Reputation: 159
i have df rows contains lists and wants to remove the particular string combined with others.
df['res']:
AL1 A 15, CY1 A 16, CY1 A 20, GL1 A 17, GL1 A 62,HOH A 604, HOH A 605, L21 A 18, MG A 550, PR1 A 36, TH1 A 19, TH1 A 37, TY1 A 34, VA1 A 14, HOH A 603, VA1 A 35
Desired output: [ removed HOH with other number]
AL1 A 15, CY1 A 16, CY1 A 20, GL1 A 17, GL1 A 62, L21 A 18, MG A 550, PR1 A 36, TH1 A 19, TH1 A 37, TY1 A 34, VA1 A 14, VA1 A 35
I tried this:
data['res'].str.split().apply(lambda x: [k for k in x if k.startswith('HOH')])
Upvotes: 2
Views: 764
Reputation: 771
The problem is that if you use .split()
without anything else every substring will also get split.
So this ... ,HOH A 604 ...
will split into ['...', ',' ,'HOH', 'A', '604', '...']
.
As far as I understood you want to remove every HOH
with the following numbers right?
Doing it the .split()
way will result in removing HOH
only and keeping A
& 604
.
If you use .split(',')
with the comma as parameter then we will get everything between commas seperated.
The problem I see with startswith
is that sometimes your strings have an additional space after the comma and sometimes they don´t (e.g. ,HOH A 604 & , HOH A 605
)
Therefore I would suggest to use not in
instead.
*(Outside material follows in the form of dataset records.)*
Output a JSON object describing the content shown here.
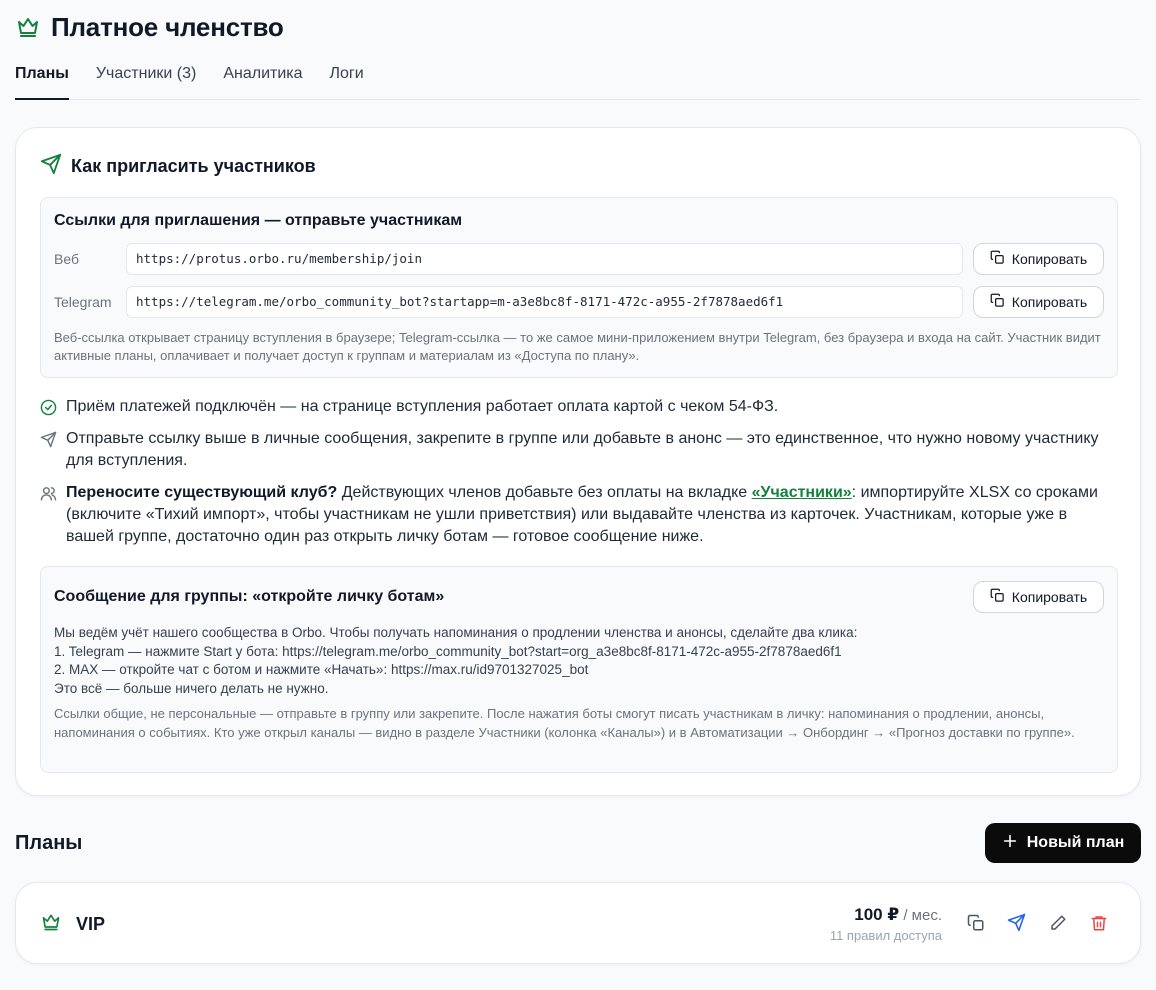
{
  "header": {
    "title": "Платное членство",
    "icon": "crown-icon"
  },
  "tabs": [
    {
      "label": "Планы",
      "active": true
    },
    {
      "label": "Участники (3)",
      "active": false
    },
    {
      "label": "Аналитика",
      "active": false
    },
    {
      "label": "Логи",
      "active": false
    }
  ],
  "invite": {
    "title": "Как пригласить участников",
    "links_box": {
      "title": "Ссылки для приглашения — отправьте участникам",
      "rows": [
        {
          "label": "Веб",
          "url": "https://protus.orbo.ru/membership/join",
          "copy_label": "Копировать"
        },
        {
          "label": "Telegram",
          "url": "https://telegram.me/orbo_community_bot?startapp=m-a3e8bc8f-8171-472c-a955-2f7878aed6f1",
          "copy_label": "Копировать"
        }
      ],
      "note": "Веб-ссылка открывает страницу вступления в браузере; Telegram-ссылка — то же самое мини-приложением внутри Telegram, без браузера и входа на сайт. Участник видит активные планы, оплачивает и получает доступ к группам и материалам из «Доступа по плану»."
    },
    "bullets": {
      "payments": "Приём платежей подключён — на странице вступления работает оплата картой с чеком 54-ФЗ.",
      "send": "Отправьте ссылку выше в личные сообщения, закрепите в группе или добавьте в анонс — это единственное, что нужно новому участнику для вступления.",
      "migrate_bold": "Переносите существующий клуб?",
      "migrate_pre": " Действующих членов добавьте без оплаты на вкладке ",
      "migrate_link": "«Участники»",
      "migrate_post": ": импортируйте XLSX со сроками (включите «Тихий импорт», чтобы участникам не ушли приветствия) или выдавайте членства из карточек. Участникам, которые уже в вашей группе, достаточно один раз открыть личку ботам — готовое сообщение ниже."
    },
    "message_box": {
      "title": "Сообщение для группы: «откройте личку ботам»",
      "copy_label": "Копировать",
      "lines": [
        "Мы ведём учёт нашего сообщества в Orbo. Чтобы получать напоминания о продлении членства и анонсы, сделайте два клика:",
        "1. Telegram — нажмите Start у бота: https://telegram.me/orbo_community_bot?start=org_a3e8bc8f-8171-472c-a955-2f7878aed6f1",
        "2. MAX — откройте чат с ботом и нажмите «Начать»: https://max.ru/id9701327025_bot",
        "Это всё — больше ничего делать не нужно."
      ],
      "note": "Ссылки общие, не персональные — отправьте в группу или закрепите. После нажатия боты смогут писать участникам в личку: напоминания о продлении, анонсы, напоминания о событиях. Кто уже открыл каналы — видно в разделе Участники (колонка «Каналы») и в Автоматизации → Онбординг → «Прогноз доставки по группе»."
    }
  },
  "plans": {
    "title": "Планы",
    "new_plan_label": "Новый план",
    "items": [
      {
        "name": "VIP",
        "price": "100 ₽",
        "period": " / мес.",
        "rules": "11 правил доступа"
      }
    ]
  },
  "colors": {
    "accent_green": "#15803d",
    "danger": "#ef4444",
    "send_blue": "#2563eb"
  }
}
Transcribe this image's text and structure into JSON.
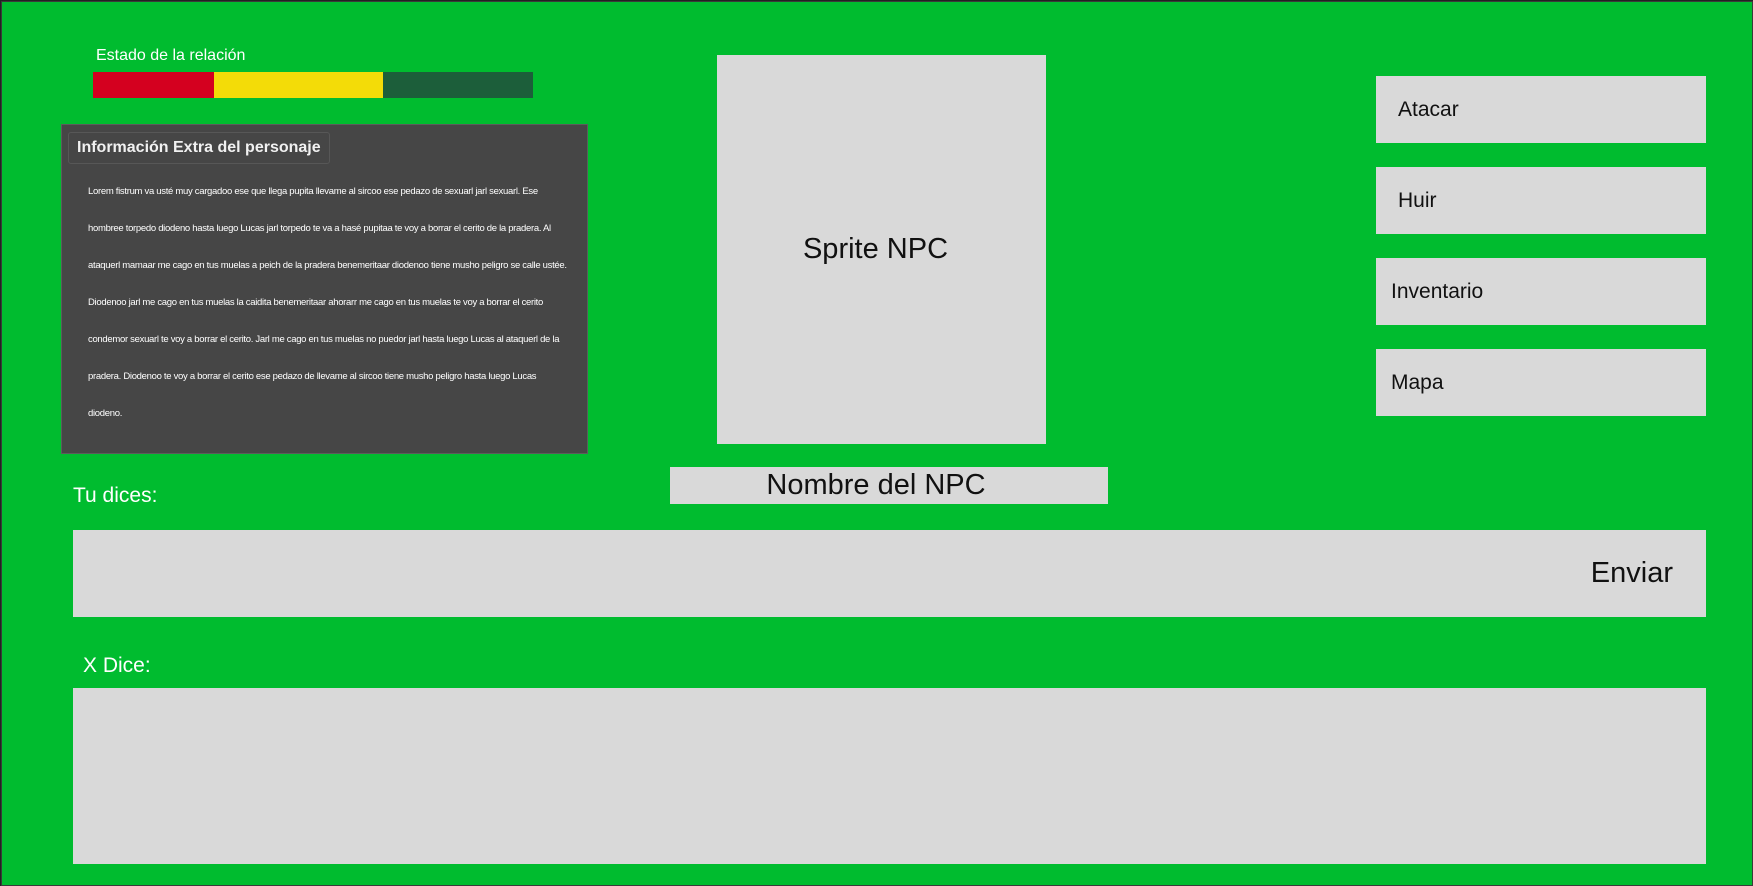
{
  "relation": {
    "label": "Estado de la relación",
    "segments": [
      {
        "name": "malo",
        "color": "#d4001f",
        "fraction": 0.275
      },
      {
        "name": "neutral",
        "color": "#f3dc08",
        "fraction": 0.385
      },
      {
        "name": "bueno",
        "color": "#1c5e3a",
        "fraction": 0.34
      }
    ]
  },
  "info": {
    "title": "Información Extra del personaje",
    "body": "Lorem fistrum va usté muy cargadoo ese que llega pupita llevame al  sircoo ese pedazo de sexuarl jarl sexuarl. Ese hombree torpedo diodeno  hasta luego Lucas jarl torpedo te va a hasé pupitaa te voy a borrar el  cerito de la pradera. Al ataquerl mamaar me cago en tus muelas a peich  de la pradera benemeritaar diodenoo tiene musho peligro se calle ustée.  Diodenoo jarl me cago en tus muelas la caidita benemeritaar ahorarr me  cago en tus muelas te voy a borrar el cerito condemor sexuarl te voy a  borrar el cerito. Jarl me cago en tus muelas no puedor jarl hasta luego Lucas al ataquerl de la pradera. Diodenoo te voy a borrar el cerito ese  pedazo de llevame al sircoo tiene musho peligro hasta luego Lucas  diodeno."
  },
  "npc": {
    "sprite_label": "Sprite NPC",
    "name": "Nombre del NPC"
  },
  "actions": {
    "attack": "Atacar",
    "flee": "Huir",
    "inventory": "Inventario",
    "map": "Mapa"
  },
  "chat": {
    "you_label": "Tu dices:",
    "input_value": "",
    "send_label": "Enviar",
    "npc_label": "X Dice:",
    "npc_text": ""
  },
  "colors": {
    "background": "#00bc2f",
    "panel": "#464646",
    "box": "#d9d9d9"
  }
}
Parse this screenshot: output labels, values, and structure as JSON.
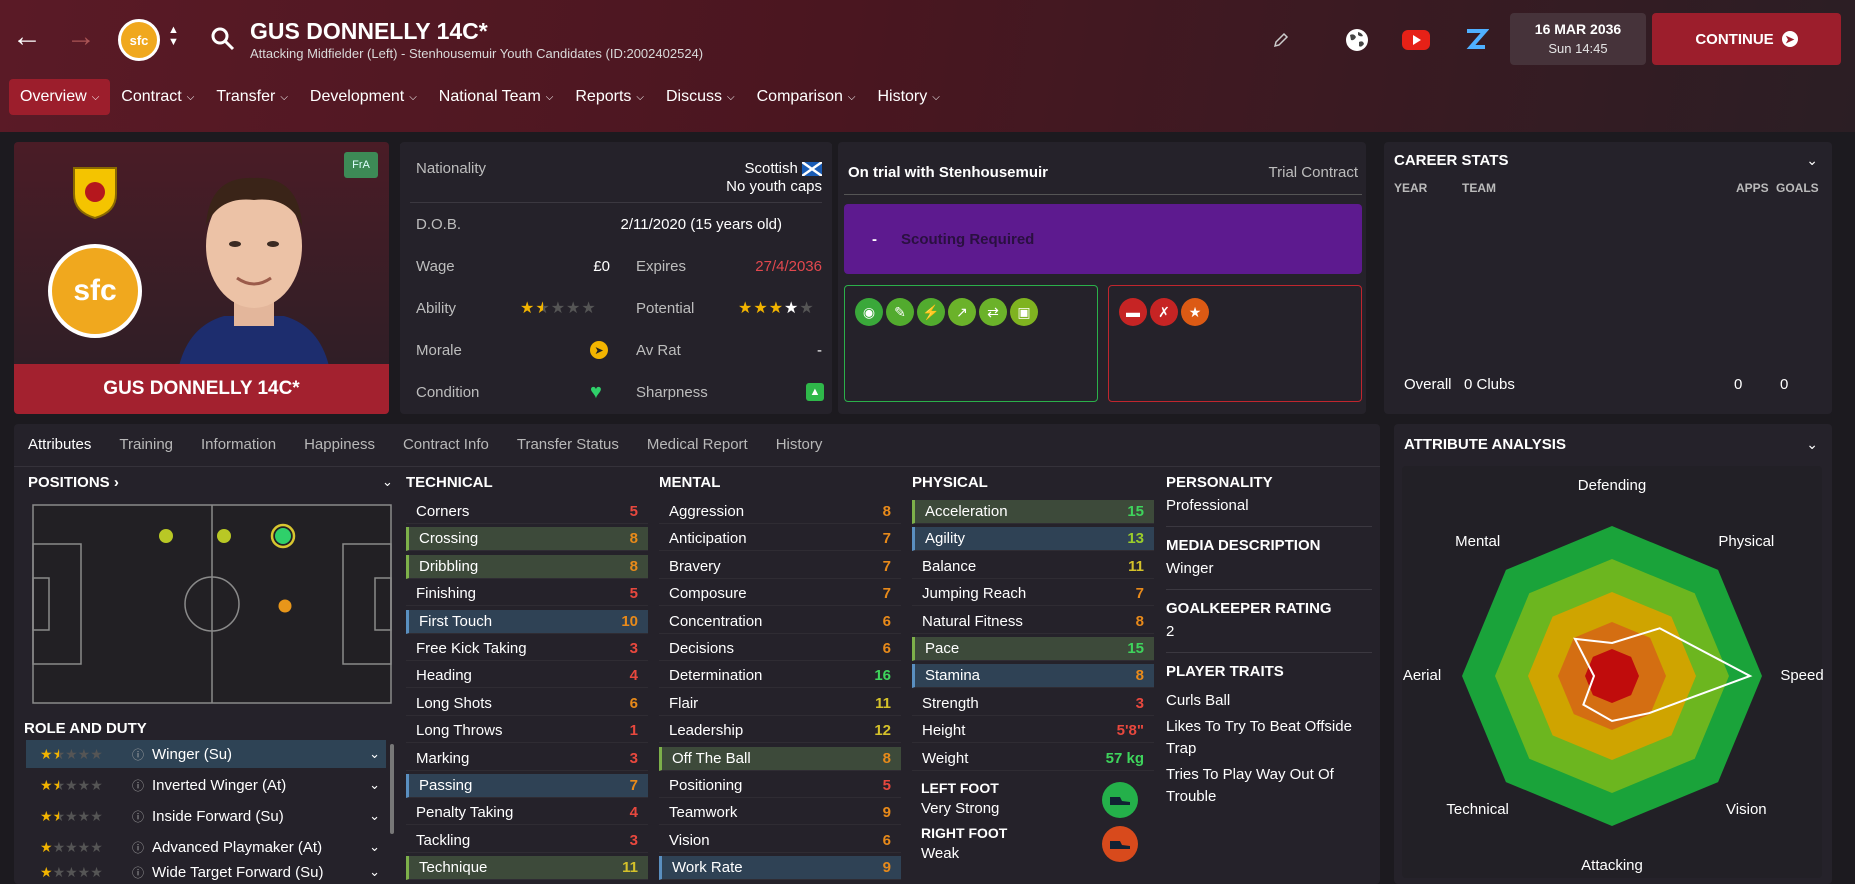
{
  "header": {
    "title": "GUS DONNELLY 14C*",
    "subtitle": "Attacking Midfielder (Left) - Stenhousemuir Youth Candidates (ID:2002402524)",
    "club_badge_text": "sfc",
    "date": "16 MAR 2036",
    "time": "Sun 14:45",
    "continue_label": "CONTINUE"
  },
  "tabs": [
    {
      "label": "Overview"
    },
    {
      "label": "Contract"
    },
    {
      "label": "Transfer"
    },
    {
      "label": "Development"
    },
    {
      "label": "National Team"
    },
    {
      "label": "Reports"
    },
    {
      "label": "Discuss"
    },
    {
      "label": "Comparison"
    },
    {
      "label": "History"
    }
  ],
  "profile": {
    "name": "GUS DONNELLY 14C*",
    "fra_badge": "FrA",
    "club_badge_text": "sfc"
  },
  "info": {
    "nationality_label": "Nationality",
    "nationality_value": "Scottish",
    "youth_caps": "No youth caps",
    "dob_label": "D.O.B.",
    "dob_value": "2/11/2020 (15 years old)",
    "wage_label": "Wage",
    "wage_value": "£0",
    "expires_label": "Expires",
    "expires_value": "27/4/2036",
    "ability_label": "Ability",
    "ability_stars": 1.5,
    "potential_label": "Potential",
    "potential_stars": 3.5,
    "morale_label": "Morale",
    "avrat_label": "Av Rat",
    "avrat_value": "-",
    "condition_label": "Condition",
    "sharpness_label": "Sharpness"
  },
  "trial": {
    "title": "On trial with Stenhousemuir",
    "contract": "Trial Contract",
    "scouting_dash": "-",
    "scouting_label": "Scouting Required",
    "positive_icons": [
      "brain-icon",
      "boot-icon",
      "boot-icon",
      "trend-icon",
      "arrows-icon",
      "pitch-icon"
    ],
    "negative_icons": [
      "dumbbell-icon",
      "injury-icon",
      "star-icon"
    ]
  },
  "career": {
    "title": "CAREER STATS",
    "col_year": "YEAR",
    "col_team": "TEAM",
    "col_apps": "APPS",
    "col_goals": "GOALS",
    "overall_label": "Overall",
    "overall_clubs": "0 Clubs",
    "overall_apps": "0",
    "overall_goals": "0"
  },
  "subtabs": [
    {
      "label": "Attributes"
    },
    {
      "label": "Training"
    },
    {
      "label": "Information"
    },
    {
      "label": "Happiness"
    },
    {
      "label": "Contract Info"
    },
    {
      "label": "Transfer Status"
    },
    {
      "label": "Medical Report"
    },
    {
      "label": "History"
    }
  ],
  "positions": {
    "title": "POSITIONS",
    "role_title": "ROLE AND DUTY",
    "roles": [
      {
        "label": "Winger (Su)",
        "stars": 1.5
      },
      {
        "label": "Inverted Winger (At)",
        "stars": 1.5
      },
      {
        "label": "Inside Forward (Su)",
        "stars": 1.5
      },
      {
        "label": "Advanced Playmaker (At)",
        "stars": 1
      },
      {
        "label": "Wide Target Forward (Su)",
        "stars": 1
      }
    ]
  },
  "technical": {
    "title": "TECHNICAL",
    "rows": [
      {
        "label": "Corners",
        "value": "5"
      },
      {
        "label": "Crossing",
        "value": "8"
      },
      {
        "label": "Dribbling",
        "value": "8"
      },
      {
        "label": "Finishing",
        "value": "5"
      },
      {
        "label": "First Touch",
        "value": "10"
      },
      {
        "label": "Free Kick Taking",
        "value": "3"
      },
      {
        "label": "Heading",
        "value": "4"
      },
      {
        "label": "Long Shots",
        "value": "6"
      },
      {
        "label": "Long Throws",
        "value": "1"
      },
      {
        "label": "Marking",
        "value": "3"
      },
      {
        "label": "Passing",
        "value": "7"
      },
      {
        "label": "Penalty Taking",
        "value": "4"
      },
      {
        "label": "Tackling",
        "value": "3"
      },
      {
        "label": "Technique",
        "value": "11"
      }
    ]
  },
  "mental": {
    "title": "MENTAL",
    "rows": [
      {
        "label": "Aggression",
        "value": "8"
      },
      {
        "label": "Anticipation",
        "value": "7"
      },
      {
        "label": "Bravery",
        "value": "7"
      },
      {
        "label": "Composure",
        "value": "7"
      },
      {
        "label": "Concentration",
        "value": "6"
      },
      {
        "label": "Decisions",
        "value": "6"
      },
      {
        "label": "Determination",
        "value": "16"
      },
      {
        "label": "Flair",
        "value": "11"
      },
      {
        "label": "Leadership",
        "value": "12"
      },
      {
        "label": "Off The Ball",
        "value": "8"
      },
      {
        "label": "Positioning",
        "value": "5"
      },
      {
        "label": "Teamwork",
        "value": "9"
      },
      {
        "label": "Vision",
        "value": "6"
      },
      {
        "label": "Work Rate",
        "value": "9"
      }
    ]
  },
  "physical": {
    "title": "PHYSICAL",
    "rows": [
      {
        "label": "Acceleration",
        "value": "15"
      },
      {
        "label": "Agility",
        "value": "13"
      },
      {
        "label": "Balance",
        "value": "11"
      },
      {
        "label": "Jumping Reach",
        "value": "7"
      },
      {
        "label": "Natural Fitness",
        "value": "8"
      },
      {
        "label": "Pace",
        "value": "15"
      },
      {
        "label": "Stamina",
        "value": "8"
      },
      {
        "label": "Strength",
        "value": "3"
      },
      {
        "label": "Height",
        "value": "5'8\""
      },
      {
        "label": "Weight",
        "value": "57 kg"
      }
    ],
    "left_foot_label": "LEFT FOOT",
    "left_foot_value": "Very Strong",
    "right_foot_label": "RIGHT FOOT",
    "right_foot_value": "Weak"
  },
  "personality": {
    "personality_title": "PERSONALITY",
    "personality_value": "Professional",
    "media_title": "MEDIA DESCRIPTION",
    "media_value": "Winger",
    "gk_title": "GOALKEEPER RATING",
    "gk_value": "2",
    "traits_title": "PLAYER TRAITS",
    "traits": [
      "Curls Ball",
      "Likes To Try To Beat Offside Trap",
      "Tries To Play Way Out Of Trouble"
    ]
  },
  "analysis": {
    "title": "ATTRIBUTE ANALYSIS",
    "labels": [
      "Defending",
      "Physical",
      "Speed",
      "Vision",
      "Attacking",
      "Technical",
      "Aerial",
      "Mental"
    ],
    "values": [
      0.22,
      0.45,
      0.92,
      0.35,
      0.3,
      0.27,
      0.12,
      0.35
    ],
    "colors": {
      "ring1": "#1aa33a",
      "ring2": "#6cb61f",
      "ring3": "#cfa400",
      "ring4": "#d46e12",
      "core": "#c00c0c"
    }
  }
}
BUT: aware that this removes all sub strings that contain HOH
even if they are at the end.
try this:
df['res'].str.split(',').apply(lambda x: [k for k in x if 'HOH' not in k])
The cell value is now a list of strings if you need to have a string again try this:
df['res'].str.split(',').apply(lambda x: ','.join([k for k in x if 'HOH' not in k]))
Upvotes: 1